Barclays has remained quiet on potential plans to re-enter the retail advice market.
The bank closed its advice arm, Barclays Financial Planning, in 2011, but last February Money Marketing reported on plans that it would re-enter the market through a combination of online and face-to-face advice.
This would build on the success of direct-to-consumer platform Barclays Direct Investing, launched in November 2016, which a spokesman describes as the “first step towards a suite of new services that will help address the savings and investing knowledge gap in the UK”.
However, in its annual results announcement this morning, the bank does not reference financial advice or planning or an automated investment service.
Pre-tax profits at the bank were up 10 per cent to £3.5bn. It paid out litigation and conduct costs of £1.2bn, 0.7bn of which related to payment protection insurance sales. Barclays UK profits accounted for £1.7bn of the total.

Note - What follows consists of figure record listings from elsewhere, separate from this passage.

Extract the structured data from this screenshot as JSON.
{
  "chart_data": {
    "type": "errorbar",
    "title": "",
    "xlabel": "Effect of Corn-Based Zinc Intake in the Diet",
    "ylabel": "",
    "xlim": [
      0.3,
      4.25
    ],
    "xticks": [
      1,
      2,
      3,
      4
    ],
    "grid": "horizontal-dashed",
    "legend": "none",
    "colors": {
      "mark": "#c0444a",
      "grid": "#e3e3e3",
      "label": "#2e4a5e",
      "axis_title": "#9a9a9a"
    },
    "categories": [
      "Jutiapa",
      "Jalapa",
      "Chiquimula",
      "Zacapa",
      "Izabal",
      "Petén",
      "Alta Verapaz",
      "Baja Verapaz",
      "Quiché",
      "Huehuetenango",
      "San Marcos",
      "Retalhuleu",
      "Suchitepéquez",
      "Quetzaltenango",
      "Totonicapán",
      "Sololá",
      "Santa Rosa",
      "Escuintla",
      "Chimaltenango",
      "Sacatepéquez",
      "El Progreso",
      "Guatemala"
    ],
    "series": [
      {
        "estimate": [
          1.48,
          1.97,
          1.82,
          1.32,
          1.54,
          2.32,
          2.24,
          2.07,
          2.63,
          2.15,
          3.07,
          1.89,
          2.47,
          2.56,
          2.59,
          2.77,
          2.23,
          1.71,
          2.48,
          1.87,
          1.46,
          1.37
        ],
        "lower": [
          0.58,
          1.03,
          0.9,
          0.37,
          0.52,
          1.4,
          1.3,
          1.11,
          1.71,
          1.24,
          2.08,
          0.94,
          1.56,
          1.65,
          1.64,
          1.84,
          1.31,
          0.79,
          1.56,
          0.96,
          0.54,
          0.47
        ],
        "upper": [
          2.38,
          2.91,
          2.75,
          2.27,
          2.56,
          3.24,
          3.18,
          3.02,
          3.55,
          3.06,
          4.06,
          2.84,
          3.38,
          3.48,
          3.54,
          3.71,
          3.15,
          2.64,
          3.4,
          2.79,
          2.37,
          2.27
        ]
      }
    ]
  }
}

While it still operates a high-end private client wealth management service, Barclays Wealth, it was understood to have communicated with former advised retail clients last year as part of a historic suitability review.
Barclays’ results this morning follow fellow bank Lloyds yesterday, which put financial planning and pensions at the core of a new three-year strategy.
How they hope we forget why they closed in the first place. Closure of their advice arm followed serious problems with sale of Aviva Funds for which they were fined £7m. It was poor guidance on the funds to their advisers and poor literature not warning of the disadvantages I recall.